Le Breguet 14 est un des instruments de la victoire finale alliée ainsi que l’avion de l’Armistice.

Le matin du 11 novembre 1918 un pilote français décolle de Tergnier (Aisne) avec pour passager un plénipotentiaire allemand à destination de Morville, en Belgique occupée, pour porter les clauses de la convention d’armistice, nouvellement signées, à Spa au Grand Quartier Général allemand.

En septembre 1917 le Breguet 14 commence à entrer en service pour équiper durant 1918 un total de 87 escadrilles. Cet appareil biplace, solide et bien motorisé, a deux versions : l’A2 consacrée aux missions d’observation et de reconnaissance, la B2 au bombardement.

Durant l’automne 1918 l’Empire allemand est affaibli à la fois par la contre-offensive de l’armée française et de ses Alliés, les défaites ottomane et autrichienne ainsi que la révolution intérieure allemande. Le 4 octobre 1918, le chancelier allemand adresse à la France une demande officielle d’armistice (arrêt des combats). Les négociations sont menées de manière bilatérale entre le gouvernement allemand et le président américain Wilson. À partir de la fin du mois d’octobre le chef d’État Raymond Poincaré (président de la République), le chef de gouvernement Georges Clemenceau (président du Conseil), conseillés par le commandement militaire dirigé par le maréchal Ferdinand Foch (commandant suprême des forces alliés sur le front ouest), se mettent d’accord au sein du Conseil supérieur de Guerre sur un texte qui est transmis le 4 novembre au gouvernement allemand.

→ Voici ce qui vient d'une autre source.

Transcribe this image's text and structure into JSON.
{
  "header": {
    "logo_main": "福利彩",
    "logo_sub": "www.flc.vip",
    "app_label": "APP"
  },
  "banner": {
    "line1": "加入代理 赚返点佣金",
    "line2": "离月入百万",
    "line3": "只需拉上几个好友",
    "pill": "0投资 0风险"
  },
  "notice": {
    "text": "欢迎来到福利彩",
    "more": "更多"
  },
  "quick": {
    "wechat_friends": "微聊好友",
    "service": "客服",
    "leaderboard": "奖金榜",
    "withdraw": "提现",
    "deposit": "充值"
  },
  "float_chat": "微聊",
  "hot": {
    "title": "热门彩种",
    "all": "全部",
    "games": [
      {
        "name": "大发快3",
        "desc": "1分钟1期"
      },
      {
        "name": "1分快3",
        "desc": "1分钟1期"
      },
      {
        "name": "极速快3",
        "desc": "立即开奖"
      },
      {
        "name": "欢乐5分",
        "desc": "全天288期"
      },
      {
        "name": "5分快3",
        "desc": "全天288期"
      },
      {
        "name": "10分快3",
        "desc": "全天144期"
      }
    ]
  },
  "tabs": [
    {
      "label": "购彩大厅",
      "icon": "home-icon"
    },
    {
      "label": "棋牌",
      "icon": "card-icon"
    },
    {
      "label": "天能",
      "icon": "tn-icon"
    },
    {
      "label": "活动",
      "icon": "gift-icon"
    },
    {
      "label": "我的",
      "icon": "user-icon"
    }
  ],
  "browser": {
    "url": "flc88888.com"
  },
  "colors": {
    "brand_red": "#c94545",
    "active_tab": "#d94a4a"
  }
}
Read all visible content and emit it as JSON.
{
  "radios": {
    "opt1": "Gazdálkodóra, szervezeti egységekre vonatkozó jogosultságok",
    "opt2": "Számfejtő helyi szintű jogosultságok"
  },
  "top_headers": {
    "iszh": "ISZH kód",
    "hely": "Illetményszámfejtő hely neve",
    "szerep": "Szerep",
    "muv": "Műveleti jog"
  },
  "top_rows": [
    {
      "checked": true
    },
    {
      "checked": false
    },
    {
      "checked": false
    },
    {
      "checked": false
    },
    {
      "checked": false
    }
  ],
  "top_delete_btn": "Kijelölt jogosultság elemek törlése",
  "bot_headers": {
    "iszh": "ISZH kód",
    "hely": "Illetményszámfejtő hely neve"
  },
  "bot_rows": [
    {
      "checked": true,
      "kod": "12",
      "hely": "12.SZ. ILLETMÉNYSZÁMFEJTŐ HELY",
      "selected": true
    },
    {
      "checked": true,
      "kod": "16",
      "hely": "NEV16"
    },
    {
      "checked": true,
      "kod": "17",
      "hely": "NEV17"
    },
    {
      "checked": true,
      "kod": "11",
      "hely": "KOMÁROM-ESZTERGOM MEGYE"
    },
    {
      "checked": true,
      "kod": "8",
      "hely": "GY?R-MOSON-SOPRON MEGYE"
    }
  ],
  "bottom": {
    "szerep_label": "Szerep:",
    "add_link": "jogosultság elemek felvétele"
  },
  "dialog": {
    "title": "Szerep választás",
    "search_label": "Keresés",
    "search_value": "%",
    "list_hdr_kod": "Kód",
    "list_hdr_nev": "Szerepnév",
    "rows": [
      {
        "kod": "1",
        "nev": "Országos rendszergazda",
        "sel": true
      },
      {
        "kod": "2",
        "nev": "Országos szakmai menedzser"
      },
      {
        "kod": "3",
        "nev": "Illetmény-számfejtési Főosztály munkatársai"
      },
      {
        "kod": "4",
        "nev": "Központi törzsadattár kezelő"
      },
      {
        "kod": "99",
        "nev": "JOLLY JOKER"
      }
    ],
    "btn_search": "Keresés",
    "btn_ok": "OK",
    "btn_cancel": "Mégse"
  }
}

Lorsque le chef de l’escadrille BR 35 sollicite Minier...

Le 7 novembre, des plénipotentiaires allemands franchissent le front et entrent en France. Parmi ceux-ci se trouve le hauptmann (capitaine) Hermann Von Geyer. Le lendemain le capitaine Jacques Bignon, chef de l’escadrille BR 35, informe un de ses pilotes, le lieutenant Gustave Minier, qu’il va remplir une mission confidentielle :

« Vous êtes à la disposition du Grand Quartier Général, il se pourrait que vous ayez à transporter au-delà des lignes des plis ou des parlementaires. Il importe donc que votre avion soit prêt à prendre l’air à tout instant, vous-même ne devez vous absenter sous aucun prétexte. »

Né en 1888, Minier a obtenu son brevet de pilote fin 1912. Cet aviateur expérimenté a en 1914 livré en vol des avions neufs destinés au front. En 1915, devenu instructeur, il a formé des élèves pilotes. Minier a été affecté en septembre 1916 à la Mission française en Roumanie. Il fait partie de l’escadrille BR 35 depuis le 30 juin 1918.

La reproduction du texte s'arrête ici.